In the aftermath of the shootings, everyone searched for answers, for some explanation how two teenage boys could so callously gun down so many of their classmates with semi-automatic weapons. Eric Harris,18, and Dylan Klebold, 17, weren’t part of any popular cliques and may have been the target of some bullying by some other students, but for the most part they seemed like normal kids. But appearances, as they say, can be deceiving.

Klebold had been contemplating suicide since 1997, and both boys had been planning a large-scale massacre as early as spring 1998 – a year before the tragedy at Columbine. They wanted to kill as many people in one fell swoop as possible, so they observed the flow of students in different areas of the campus over an extended period of time.

The two boys determined there were approximately 500 kids in the cafeteria after 11:15 a.m. when the first lunch period began. That seemed as good a time and place as any to hide propane bombs set to go off at 11:17 a.m. Klebold and Harris then would be poised to shoot any survivors as they came running out of the cafeteria in a panic. Fortunately, the two propane tank bombs the pair set up in the cafeteria did not detonate as planned. If they had, the number of fatalities would have been much higher.

It was initially thought that Klebold and Harris deliberately targeted athletes, Christians, and minorities for death. There was an early report that one student, Cassie Bernall, was killed by one of the gunmen when he asked if she was a Christian and she said yes. Her parents later wrote a book “She Said Yes”, in memory of their slain daughter.

It was revealed later that the question was actually put to another student who had already been shot, and when he answered “yes’, the gunman walked away. Later investigations and interviews determined that Klebold and Harris chose their victims in a completely random fashion.

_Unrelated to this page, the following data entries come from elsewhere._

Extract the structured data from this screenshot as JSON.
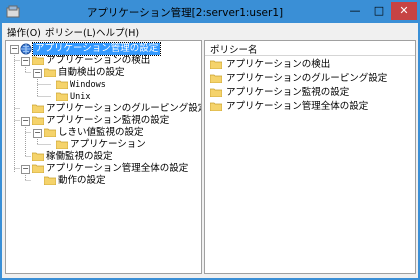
{
  "window": {
    "title": "アプリケーション管理[2:server1:user1]",
    "controls": {
      "minimize": "—",
      "maximize": "□",
      "close": "✕"
    }
  },
  "menu": {
    "operations": "操作(O)",
    "policy": "ポリシー(L)",
    "help": "ヘルプ(H)"
  },
  "tree": {
    "root": "アプリケーション管理の設定",
    "detection": "アプリケーションの検出",
    "auto_detection": "自動検出の設定",
    "windows": "Windows",
    "unix": "Unix",
    "grouping": "アプリケーションのグルーピング設定",
    "monitoring": "アプリケーション監視の設定",
    "threshold": "しきい値監視の設定",
    "threshold_app": "アプリケーション",
    "operation_monitoring": "稼働監視の設定",
    "overall": "アプリケーション管理全体の設定",
    "behavior": "動作の設定"
  },
  "list": {
    "column_header": "ポリシー名",
    "items": [
      "アプリケーションの検出",
      "アプリケーションのグルーピング設定",
      "アプリケーション監視の設定",
      "アプリケーション管理全体の設定"
    ]
  }
}
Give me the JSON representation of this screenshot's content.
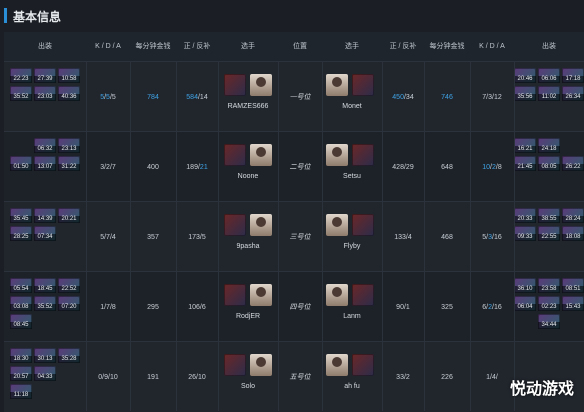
{
  "header": {
    "title": "基本信息"
  },
  "columns": [
    "出装",
    "K / D / A",
    "每分钟金钱",
    "正 / 反补",
    "选手",
    "位置",
    "选手",
    "正 / 反补",
    "每分钟金钱",
    "K / D / A",
    "出装"
  ],
  "rows": [
    {
      "left_items": [
        "22:23",
        "27:39",
        "10:58",
        "35:52",
        "23:03",
        "40:36"
      ],
      "left_kda": [
        "5",
        "/",
        "5",
        "/",
        "5"
      ],
      "left_gpm": "784",
      "left_lh": [
        "584",
        " / ",
        "14"
      ],
      "left_player": "RAMZES666",
      "position": "一号位",
      "right_player": "Monet",
      "right_lh": [
        "450",
        " / ",
        "34"
      ],
      "right_gpm": "746",
      "right_kda": [
        "7",
        "/",
        "3",
        "/",
        "12"
      ],
      "right_items": [
        "20:46",
        "06:06",
        "17:18",
        "35:56",
        "11:02",
        "26:34"
      ]
    },
    {
      "left_items": [
        "",
        "06:32",
        "23:13",
        "01:50",
        "13:07",
        "31:22"
      ],
      "left_kda": [
        "3",
        "/",
        "2",
        "/",
        "7"
      ],
      "left_gpm": "400",
      "left_lh": [
        "189",
        " / ",
        "21"
      ],
      "left_player": "Noone",
      "position": "二号位",
      "right_player": "Setsu",
      "right_lh": [
        "428",
        " / ",
        "29"
      ],
      "right_gpm": "648",
      "right_kda": [
        "10",
        "/",
        "2",
        "/",
        "8"
      ],
      "right_items": [
        "16:21",
        "24:18",
        "",
        "21:45",
        "08:05",
        "26:22"
      ]
    },
    {
      "left_items": [
        "35:45",
        "14:39",
        "20:21",
        "28:25",
        "07:34",
        ""
      ],
      "left_kda": [
        "5",
        "/",
        "7",
        "/",
        "4"
      ],
      "left_gpm": "357",
      "left_lh": [
        "173",
        " / ",
        "5"
      ],
      "left_player": "9pasha",
      "position": "三号位",
      "right_player": "Flyby",
      "right_lh": [
        "133",
        " / ",
        "4"
      ],
      "right_gpm": "468",
      "right_kda": [
        "5",
        "/",
        "3",
        "/",
        "16"
      ],
      "right_items": [
        "20:33",
        "38:55",
        "28:24",
        "09:33",
        "22:55",
        "18:08"
      ]
    },
    {
      "left_items": [
        "05:54",
        "18:45",
        "22:52",
        "03:08",
        "35:52",
        "07:20"
      ],
      "left_kda": [
        "1",
        "/",
        "7",
        "/",
        "8"
      ],
      "left_gpm": "295",
      "left_lh": [
        "106",
        " / ",
        "6"
      ],
      "left_player": "RodjER",
      "position": "四号位",
      "right_player": "Lanm",
      "right_lh": [
        "90",
        " / ",
        "1"
      ],
      "right_gpm": "325",
      "right_kda": [
        "6",
        "/",
        "2",
        "/",
        "16"
      ],
      "right_items": [
        "36:10",
        "23:58",
        "08:51",
        "06:04",
        "02:23",
        "15:43"
      ],
      "left_extra": "08:45",
      "right_extra": "34:44"
    },
    {
      "left_items": [
        "18:30",
        "30:13",
        "35:28",
        "20:57",
        "04:33",
        ""
      ],
      "left_kda": [
        "0",
        "/",
        "9",
        "/",
        "10"
      ],
      "left_gpm": "191",
      "left_lh": [
        "26",
        " / ",
        "10"
      ],
      "left_player": "Solo",
      "position": "五号位",
      "right_player": "ah fu",
      "right_lh": [
        "33",
        " / ",
        "2"
      ],
      "right_gpm": "226",
      "right_kda": [
        "1",
        "/",
        "4",
        "/",
        ""
      ],
      "right_items": [
        "",
        "",
        "",
        "",
        "",
        ""
      ],
      "left_extra": "11:18"
    }
  ],
  "watermark": "悦动游戏"
}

The amok was over by noon. Despite this, no law enforcement agencies moved into the school until several hours later, citing the chance of continued risk. In the aftermath, there was widespread outrage over the delay in police response to the crisis, as it is thought that perhaps some of the students who bled to death may have lived had they moved in sooner.

Columbine was the impetus for a national debate on gun violence in schools. The era of metal detectors, zero-tolerance policies, private security forces on campuses and high schools whose hallways occasionally look more like minimum security prisons than places of education had begun.